I will not be speaking at the Southeast TESOL Association Meeting to be held in Myrtle Beach next week, because of a disagreement about my keynote topic. I learned only recently that the conference theme was supporting the common core, that it was "dedicated entirely to providing teachers with strategies for working with common core and all of the states in attendance have adopted it."

I therefore changed my topic to "The case against the common core." This was rejected by the SETESOL Executive Committee. I was told that "this topic cannot be presented to this group of attendees. "

I cannot in good conscience speak at a conference dedicated to the common core without presenting what I know about it. I offered to present on my original topic as an extra talk, but this was rejected because of lack of space and time.

Apparently Southeast TESOL Association meeting attendees can not have free thought and hear an alternative perspective on the Common Core.  No surprise here.

And Common Core advocates wonder why we think their transparency claim is a complete sham.

Photo credit: Stephen Krashen’s Facebook page

6 thoughts on “Southeast TESOL Association Bans Anti-Common Core Speech

  1. Important article. . thanks for writing it! Check out our group’s FB page: ADVOCATES EXCELLENCE (AEIE – Advocates for Excellence in Education)
    Just had a forum here last week with Sandra Stotsky, James Milgram, and Ze’ev Wurman, with a surprising turnout of over 500 people! The “battle” has just begun, however.

    1. Thanks for commenting… In the future I’ll consider comments like this as spam. Blog etiquette 101: Don’t comment on an article with the primary purpose of promoting your own _______. unless the author asks you to do so in the comments.

      1. O my goodness, Shane. Did you know I recently posted a link to a Caffeinated Thoughts post on Education Week itself, and the host blog didn’t consider it as spam?

        I wasn’t promoting my own ____ at all, of course, I was promoting an understanding of yours (which is a very different matter, believe me). Carlin is promoting ideas, and a political alliance, and that comment is an actual message (as opposed to boilerplate talking points). I disagree with him on many things also, but people should know one another. I hope you move away from the stance that other activists and groups are competitors. You can learn things you don’t already understand (lots of room there!).

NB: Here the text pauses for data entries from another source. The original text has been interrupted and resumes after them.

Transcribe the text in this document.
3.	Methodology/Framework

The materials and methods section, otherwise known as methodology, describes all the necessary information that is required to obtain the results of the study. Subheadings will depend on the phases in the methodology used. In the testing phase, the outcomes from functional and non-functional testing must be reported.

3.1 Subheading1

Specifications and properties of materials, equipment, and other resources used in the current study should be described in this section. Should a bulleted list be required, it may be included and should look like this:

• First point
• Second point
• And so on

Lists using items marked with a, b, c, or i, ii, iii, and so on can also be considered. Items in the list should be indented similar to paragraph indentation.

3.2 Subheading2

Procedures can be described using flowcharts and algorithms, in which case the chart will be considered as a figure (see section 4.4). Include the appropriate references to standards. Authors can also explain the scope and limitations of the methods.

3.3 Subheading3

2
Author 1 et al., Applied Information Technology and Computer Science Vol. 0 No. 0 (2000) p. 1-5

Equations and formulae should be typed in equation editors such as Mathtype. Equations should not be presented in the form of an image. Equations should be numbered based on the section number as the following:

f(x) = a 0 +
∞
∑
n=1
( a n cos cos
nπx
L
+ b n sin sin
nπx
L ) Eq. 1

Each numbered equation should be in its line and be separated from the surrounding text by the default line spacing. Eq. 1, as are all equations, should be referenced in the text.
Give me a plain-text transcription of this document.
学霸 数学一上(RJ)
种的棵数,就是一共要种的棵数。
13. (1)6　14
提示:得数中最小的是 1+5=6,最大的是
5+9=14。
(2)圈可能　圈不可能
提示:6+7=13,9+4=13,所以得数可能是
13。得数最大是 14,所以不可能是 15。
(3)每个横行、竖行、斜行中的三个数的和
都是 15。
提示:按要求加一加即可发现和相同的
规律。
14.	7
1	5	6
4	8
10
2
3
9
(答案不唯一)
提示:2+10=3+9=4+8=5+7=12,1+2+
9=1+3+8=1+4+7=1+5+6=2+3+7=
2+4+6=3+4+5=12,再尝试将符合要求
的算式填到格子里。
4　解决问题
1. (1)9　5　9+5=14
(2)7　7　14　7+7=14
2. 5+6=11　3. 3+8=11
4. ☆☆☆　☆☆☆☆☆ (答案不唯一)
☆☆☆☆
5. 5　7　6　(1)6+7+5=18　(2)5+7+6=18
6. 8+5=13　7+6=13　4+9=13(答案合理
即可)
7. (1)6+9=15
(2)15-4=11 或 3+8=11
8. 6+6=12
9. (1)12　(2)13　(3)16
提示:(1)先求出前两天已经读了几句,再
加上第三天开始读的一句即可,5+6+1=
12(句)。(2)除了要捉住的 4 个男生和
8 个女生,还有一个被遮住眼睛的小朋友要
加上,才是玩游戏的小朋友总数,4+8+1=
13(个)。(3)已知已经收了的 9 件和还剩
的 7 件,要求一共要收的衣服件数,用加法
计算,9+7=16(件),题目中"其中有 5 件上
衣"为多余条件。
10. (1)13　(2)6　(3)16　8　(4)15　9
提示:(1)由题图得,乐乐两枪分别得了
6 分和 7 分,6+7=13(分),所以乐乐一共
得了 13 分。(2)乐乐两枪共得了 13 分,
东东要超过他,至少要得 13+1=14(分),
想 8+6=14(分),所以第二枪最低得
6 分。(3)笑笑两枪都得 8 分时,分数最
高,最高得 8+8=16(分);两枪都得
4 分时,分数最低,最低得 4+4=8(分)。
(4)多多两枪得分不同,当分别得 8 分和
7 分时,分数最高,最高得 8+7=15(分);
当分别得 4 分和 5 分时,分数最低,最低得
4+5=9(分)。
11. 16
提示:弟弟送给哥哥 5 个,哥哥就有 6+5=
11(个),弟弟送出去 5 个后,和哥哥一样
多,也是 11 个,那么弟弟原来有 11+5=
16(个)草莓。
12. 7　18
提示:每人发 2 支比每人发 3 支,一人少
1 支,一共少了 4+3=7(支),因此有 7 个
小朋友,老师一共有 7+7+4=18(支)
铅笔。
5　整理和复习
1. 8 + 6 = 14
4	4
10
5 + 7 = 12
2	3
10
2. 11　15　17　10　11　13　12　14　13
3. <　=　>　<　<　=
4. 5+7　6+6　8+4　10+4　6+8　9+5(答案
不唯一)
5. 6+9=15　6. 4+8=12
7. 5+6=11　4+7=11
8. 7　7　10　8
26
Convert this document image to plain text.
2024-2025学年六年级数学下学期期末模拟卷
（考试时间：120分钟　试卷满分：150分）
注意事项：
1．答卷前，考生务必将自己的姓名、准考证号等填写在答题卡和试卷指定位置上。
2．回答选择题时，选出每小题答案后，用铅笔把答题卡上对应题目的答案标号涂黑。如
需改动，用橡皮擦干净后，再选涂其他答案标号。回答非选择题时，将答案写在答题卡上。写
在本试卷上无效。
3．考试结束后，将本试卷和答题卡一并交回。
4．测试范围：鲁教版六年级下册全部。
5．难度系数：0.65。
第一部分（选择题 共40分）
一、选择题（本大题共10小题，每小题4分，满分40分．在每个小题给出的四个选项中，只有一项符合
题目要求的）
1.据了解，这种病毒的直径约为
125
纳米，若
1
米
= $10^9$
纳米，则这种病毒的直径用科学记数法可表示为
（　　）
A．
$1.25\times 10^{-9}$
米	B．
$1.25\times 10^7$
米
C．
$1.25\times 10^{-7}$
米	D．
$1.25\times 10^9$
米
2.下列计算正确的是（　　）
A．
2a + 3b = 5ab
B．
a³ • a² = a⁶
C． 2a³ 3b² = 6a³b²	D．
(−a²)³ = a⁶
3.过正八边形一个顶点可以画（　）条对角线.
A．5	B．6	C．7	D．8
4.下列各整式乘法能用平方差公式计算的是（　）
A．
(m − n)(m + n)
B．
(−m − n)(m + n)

        Sandra Stotsky is Pioneer Institute, by the way.

  2. So much for “critical thinking” and “Higher order thinking”…I guess those apply only if you are given the “right” things to think about by those who want to control your thoughts.

    1. The South in general and South Carolina specifically should be ashamed to allow this infringement of our Freedoms to be promoted by so called educators. They must have studied under Bill Ayers and the other Cultural Marxists in Chicago.